For the purposes of this discussion, the end-to-end DTV system may be divided into four segments: acquisition and production/post production (contribution system), release facility and distribution system, local broadcast station, and home receiver. IS finds that steps must be taken to ensure that the audio and video signals delivered at the output stage of each of the four segments are synchronized within a tight tolerance (see below).
At the production-post production stage, audio-video synchronization errors can occur in the capture stage, in film-to-video transfer, and in editing. The product may be delivered on video tape or by various electronic means, but whatever the delivery medium, IS finds that steps must be taken to ensure that audio-video synchronization in the delivered product falls within the required tolerance.
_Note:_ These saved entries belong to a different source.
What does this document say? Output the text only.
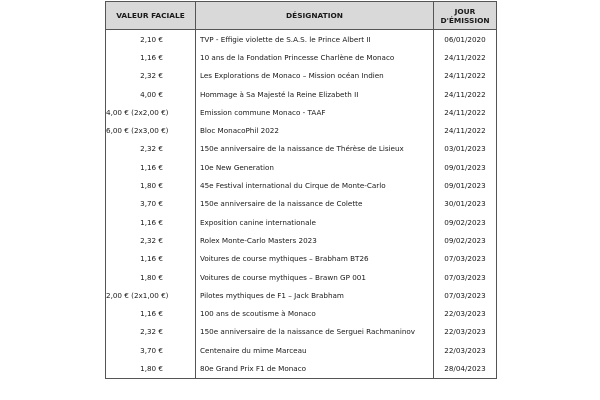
VALEUR FACIALE	DÉSIGNATION	JOUR
D'ÉMISSION
2,10 €	TVP - Effigie violette de S.A.S. le Prince Albert II	06/01/2020
1,16 €	10 ans de la Fondation Princesse Charlène de Monaco	24/11/2022
2,32 €	Les Explorations de Monaco – Mission océan Indien	24/11/2022
4,00 €	Hommage à Sa Majesté la Reine Elizabeth II	24/11/2022
4,00 € (2x2,00 €)	Emission commune Monaco - TAAF	24/11/2022
6,00 € (2x3,00 €)	Bloc MonacoPhil 2022	24/11/2022
2,32 €	150e anniversaire de la naissance de Thérèse de Lisieux	03/01/2023
1,16 €	10e New Generation	09/01/2023
1,80 €	45e Festival international du Cirque de Monte-Carlo	09/01/2023
3,70 €	150e anniversaire de la naissance de Colette	30/01/2023
1,16 €	Exposition canine internationale	09/02/2023
2,32 €	Rolex Monte-Carlo Masters 2023	09/02/2023
1,16 €	Voitures de course mythiques – Brabham BT26	07/03/2023
1,80 €	Voitures de course mythiques – Brawn GP 001	07/03/2023
2,00 € (2x1,00 €)	Pilotes mythiques de F1 – Jack Brabham	07/03/2023
1,16 €	100 ans de scoutisme à Monaco	22/03/2023
2,32 €	150e anniversaire de la naissance de Serguei Rachmaninov	22/03/2023
3,70 €	Centenaire du mime Marceau	22/03/2023
1,80 €	80e Grand Prix F1 de Monaco	28/04/2023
The release facility segment contains a number of devices through which the DTV audio and video signals are passed, which variously impose compression and de-compression, processing, and storage and their attendant differential delays on the signals. The process of distributing the signals to affiliate stations typically requires compression and decompression steps. IS finds that it is incumbent on the release facility to correct the differential audio/video delays that the signals experience within the plant so that the initial timing relationship is restored to a tight tolerance before the signals reach the distribution encoder. IS also finds that synchronization to a tight tolerance should be maintained in any encode/decode process that is involved in delivering the signals to the affiliate station, so that the tight A/V synchronization can be monitored at switching and other points.
The affiliate station segment contains a number of devices that are similar to those encountered in the release facility segment and that generate the same types of differential audio-video delays, including switching and monitoring points. IS finds that audio-video synchronization should be restored to a tight tolerance before the signals are input to the broadcast station’s ATSC audio and video encoding devices to assure that the presentation time stamps placed on the audio and video access units by the encoder faithfully represent correct synchronization.

IS finds that under all operational situations, at the inputs to the DTV encoding devices, the sound program should be tightly synchronized to the video program. The sound program should never lead the video program by more than 15 milliseconds, and should never lag the video program by more than 45 milliseconds.

MPEG-2 models the end-to-end delay from an encoder’s signal input to a decoder’s signal output as constant. This end-to-end delay is the sum of the delays from encoding, encoder buffering, multiplexing, transmission, de-multiplexing, decoder buffering, decoding, and presentation. Presentation time stamps are required in the MPEG bit stream at intervals not exceeding 700 milliseconds. The MPEG System Target Decoder model allows a maximum decoder buffer delay of one second. Audio and video presentation units that represent sound and pictures that are to be presented simultaneously may be separated in time within the transport stream by as much as one second. In order to produce synchronized output, IS finds that the receiver must recover the encoder’s System Time Clock (STC) and use the Presentation Time Stamps (PTS) to present the audio-video content to the viewer with a tolerance of +/-15 milliseconds of the time indicated by PTS.

Although real aural and visual presentation devices typically have finite and different inherent delays, and may have additional delays imposed by post-processing or output functions, the System Target Decoder models these delays as zero. IS finds that such delays must be corrected before the audio and video signals are presented to the viewer.
The IS has undertaken additional work to develop tolerances for system design. Pending that finding, designers should strive for zero differential offset throughout the system.




Note: ITU R BT.1359-1 (1998) was carefully considered and found inadequate for purposes of audio and video synchronization for DTV broadcasting.